Channel 5's pesky Janet Wu had a question: Had he pressured the members?
The very notion seemed to wound the Great Lawgiver.
"No pressure," he replied, his tone conveying a certain melancholy that reporters could even suspect him of something so unseemly. After all, should the public conclude that it was the speaker's skill at deal-cutting and other forms of, um, legislative persuasion that brought House members around to his view, it might cast a pall over the entire proceedings.
Alas, sometimes things go wrong with even the best staged productions. And unfortunately for the speaker, the man who had spoken to reporters just before he did, Representative Richard Ross, Republican of Wrentham, had displayed an inexperienced lawmaker's tendency to wander off message.
Having voted for the casino proposal when members of the Joint Committee on Economic Development and Emerging Technologies were first polled Wednesday, Ross had switched his vote by late afternoon - a switch that helped tag the bill with an adverse report, driving another nail into its coffin.

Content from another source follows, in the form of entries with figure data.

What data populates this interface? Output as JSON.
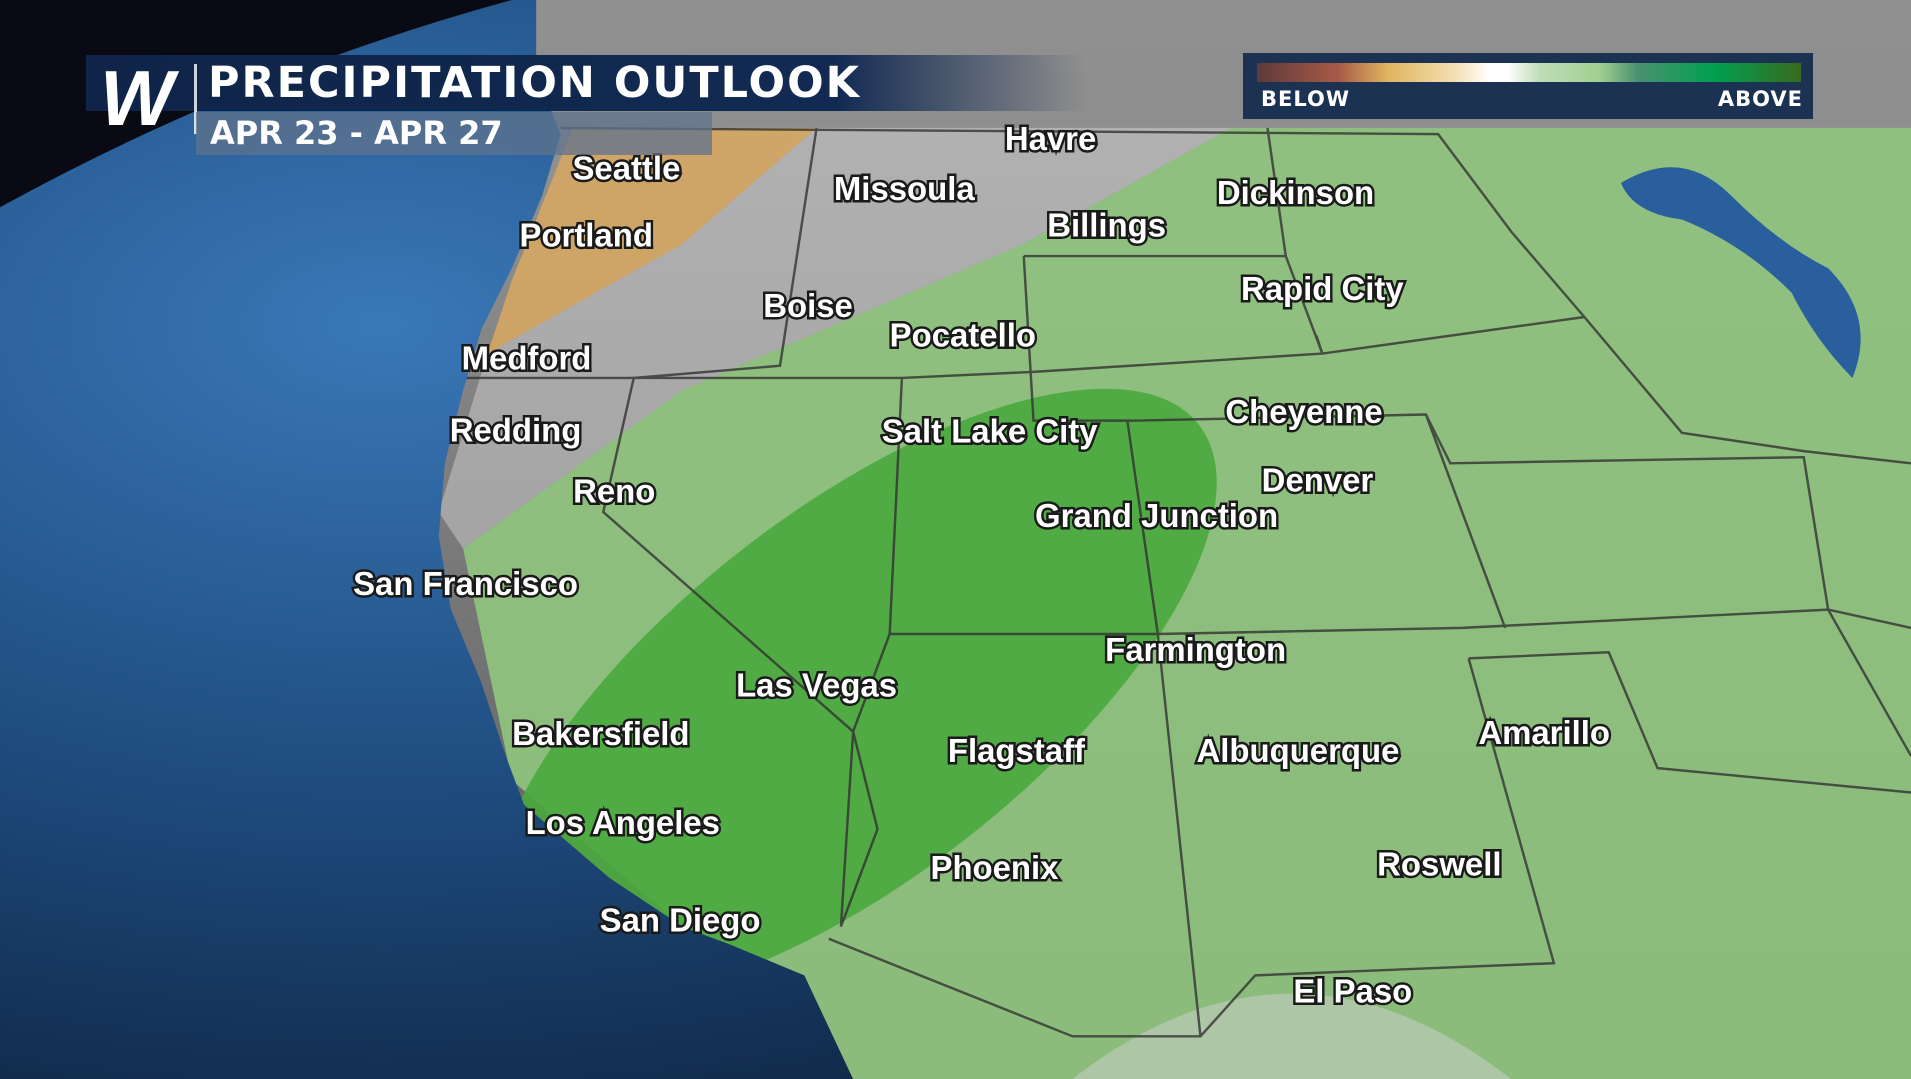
{
  "header": {
    "logo": "W",
    "title": "PRECIPITATION OUTLOOK",
    "subtitle": "APR 23 - APR 27"
  },
  "legend": {
    "low_label": "BELOW",
    "high_label": "ABOVE",
    "colors": [
      "#5e3a3a",
      "#a85a48",
      "#e0b460",
      "#f4deb0",
      "#ffffff",
      "#a0d090",
      "#00a050",
      "#386a20"
    ]
  },
  "map": {
    "colors": {
      "ocean": "#1e4a7a",
      "land": "#8a8a8a",
      "below": "#d9a860",
      "near_normal": "#c8c8c8",
      "above": "#8fc47e",
      "well_above": "#4aa83e"
    },
    "cities": [
      {
        "name": "Seattle"
      },
      {
        "name": "Portland"
      },
      {
        "name": "Havre"
      },
      {
        "name": "Missoula"
      },
      {
        "name": "Billings"
      },
      {
        "name": "Dickinson"
      },
      {
        "name": "Boise"
      },
      {
        "name": "Pocatello"
      },
      {
        "name": "Rapid City"
      },
      {
        "name": "Medford"
      },
      {
        "name": "Redding"
      },
      {
        "name": "Salt Lake City"
      },
      {
        "name": "Cheyenne"
      },
      {
        "name": "Reno"
      },
      {
        "name": "Denver"
      },
      {
        "name": "Grand Junction"
      },
      {
        "name": "San Francisco"
      },
      {
        "name": "Farmington"
      },
      {
        "name": "Las Vegas"
      },
      {
        "name": "Bakersfield"
      },
      {
        "name": "Flagstaff"
      },
      {
        "name": "Albuquerque"
      },
      {
        "name": "Amarillo"
      },
      {
        "name": "Los Angeles"
      },
      {
        "name": "Phoenix"
      },
      {
        "name": "Roswell"
      },
      {
        "name": "San Diego"
      },
      {
        "name": "El Paso"
      }
    ]
  }
}
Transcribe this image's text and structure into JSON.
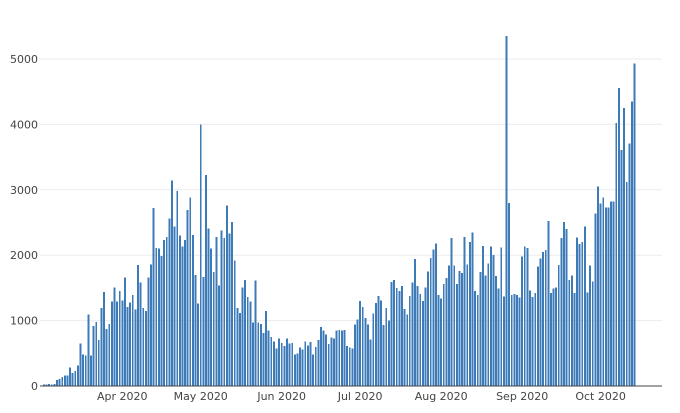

Why his switch? Well, he had never really supported casinos, Ross said, but merely felt that the governor's proposal should get a full debate. "That's something as Republicans we are always struggling for," he said.
His own thinking was that, during that debate, the bill could have been amended to allow slot machines at racetracks, he said, an important concern for Plainridge Racecourse, which is in his district.
But officials at Plainridge had ultimately wanted him to vote against the bill, and so he had, Ross said.
"Kind of like a doctor with a patient, you can give your best advice, but the patient ultimately chooses the course of action they want to be treated with," he explained. (Now, one might argue that a doctor isn't required to perform a lobotomy on himself at his patient's request, but that would be churlish.)
Ross then indicated that there had been a commitment - a promise even - from DiMasi that if the casino bill failed, the House would consider a bill to let racetracks have slot machines.
Thus it was that the speaker found himself queried closely about slots at the tracks.
"That's a question for another day," he declared.
But had he made some kind of commitment to bring up a slots bill?
The speaker proceeded to take reporters on a tortuous tour of the legislative process, the upshot of which seemed to be that anything is possible.
"So what does that mean?" he asked, before launching into a second digression.
Here's one thing it means. The wily speaker has prevailed yet again.
Meeting with reporters a little later that evening, Patrick acknowledged as much.
Asked about what the state would do now to replace the hoped-for revenue from casinos, he replied:
"Some of those questions you're going to have to put to the speaker."
Patrick seemed frustrated, and who can blame him? After all, he campaigned for almost two years to become governor - only to see the speaker emerge as the real King of Beacon Hill.